The Grantee further agrees that the Company may impose “stop transfer” instructions with respect to securities subject to the foregoing restrictions until the end of such period.
          11. Stock Certificates.
          Certificates representing the Common Stock issued pursuant to the Award will bear all legends required by law or determined by the Company or its counsel as necessary or advisable to effectuate the provisions of the Plan and this Award. The Company may place a “stop transfer” order against shares of the Common Stock issued pursuant to this Award until all restrictions and conditions set forth in the Plan or this Agreement and in the legends referred to in this Section 12 have been complied with. The stock transfer records of the Company will reflect stock transfer instructions with respect to such shares.
          12. Successors and Assigns.
          This Agreement shall bind and inure to the benefit of and be enforceable by the Grantee, the Company and their respective permitted successors and assigns (including personal representatives, heirs and legatees), except that the Grantee may not assign any rights or obligations under this Agreement except to the extent and in the manner expressly permitted herein.
          13. Tax Matters.
          Grantee acknowledges that the tax consequences associated with the Award are complex and that the Company has urged Grantee to review with the Grantee’s own tax advisors the federal, state and local tax consequences of this Award. Grantee is relying solely on such advisors and not on the statements or representations of the Company or its agents. Grantee understands that Grantee (and not the Company) will be responsible for Grantee’s own tax liability that may arise as a result of the Award.
          14. Governing Law.
          This Agreement shall be governed by, construed, and enforced in accordance with the laws of the State of Texas.
          15. Amendment.
          This Agreement cannot be modified, altered or amended except by an agreement, in writing, signed by both the Company and the Grantee.

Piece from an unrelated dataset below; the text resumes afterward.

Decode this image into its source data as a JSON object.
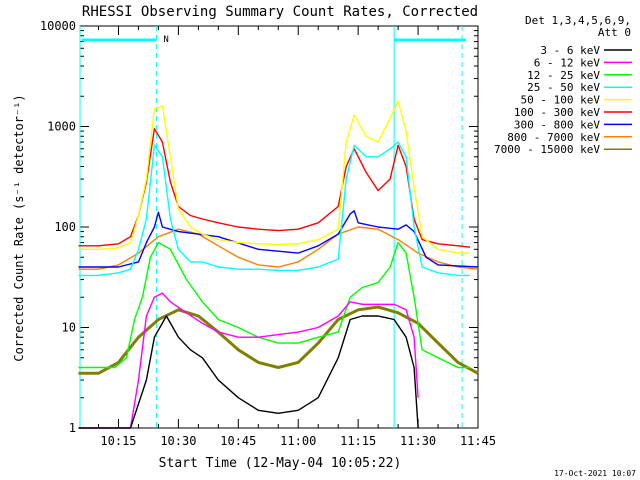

          16. Dispute Resolution.
          The provisions of this Section 16 shall be the exclusive means of resolving disputes of between the Grantee and the Company arising from the Plan or this Agreement. The parties shall attempt in good faith to resolve any disputes arising out of or relating to the Plan or this Agreement by negotiation between individuals who have authority to settle the controversy. Within 30 days of written notification regarding a dispute, the parties shall meet at such times and places as may be required to attempt to resolve the dispute. If the dispute has not been



resolved within 90 days of the written notification, either party may file suit and all parties agree that any suit, action or proceeding arising in connection with the Plan or this Agreement shall be brought in the United States District Court of the Southern District of Texas (or should such Court lack jurisdiction to hear such action, suit or proceeding, in a Texas state court in Harris County, Texas) and that the parties shall submit to the jurisdiction of such court. The parties to this Agreement irrevocably waive, to the fullest extent permitted by law, any objection a party may have to the laying of venue for any such suit, action or proceeding brought in such court. THE PARTIES ALSO WAIVE ANY RIGHT THEY HAVE OR MAY HAVE TO A JURY TRIAL OF ANY SUCH SUIT, ACTION OR PROCEEDING. If any one or more provisions of this Section 16 shall for any reason be held invalid or unenforceable, it is the specific intent of the parties that such provisions shall be modified to the minimum extent necessary to make it or its application valid and enforceable.
          17. No Continued Service Guaranteed.
          No provision of this Agreement, and no action of the Company with respect hereto, shall confer or be construed to confer any right upon the Grantee to continue as a Director of the Company.
          The Grantee hereby accepts the foregoing Restricted Stock Agreement, subject to the terms and provisions of the Plan and administrative interpretations or amendments thereof referred to above.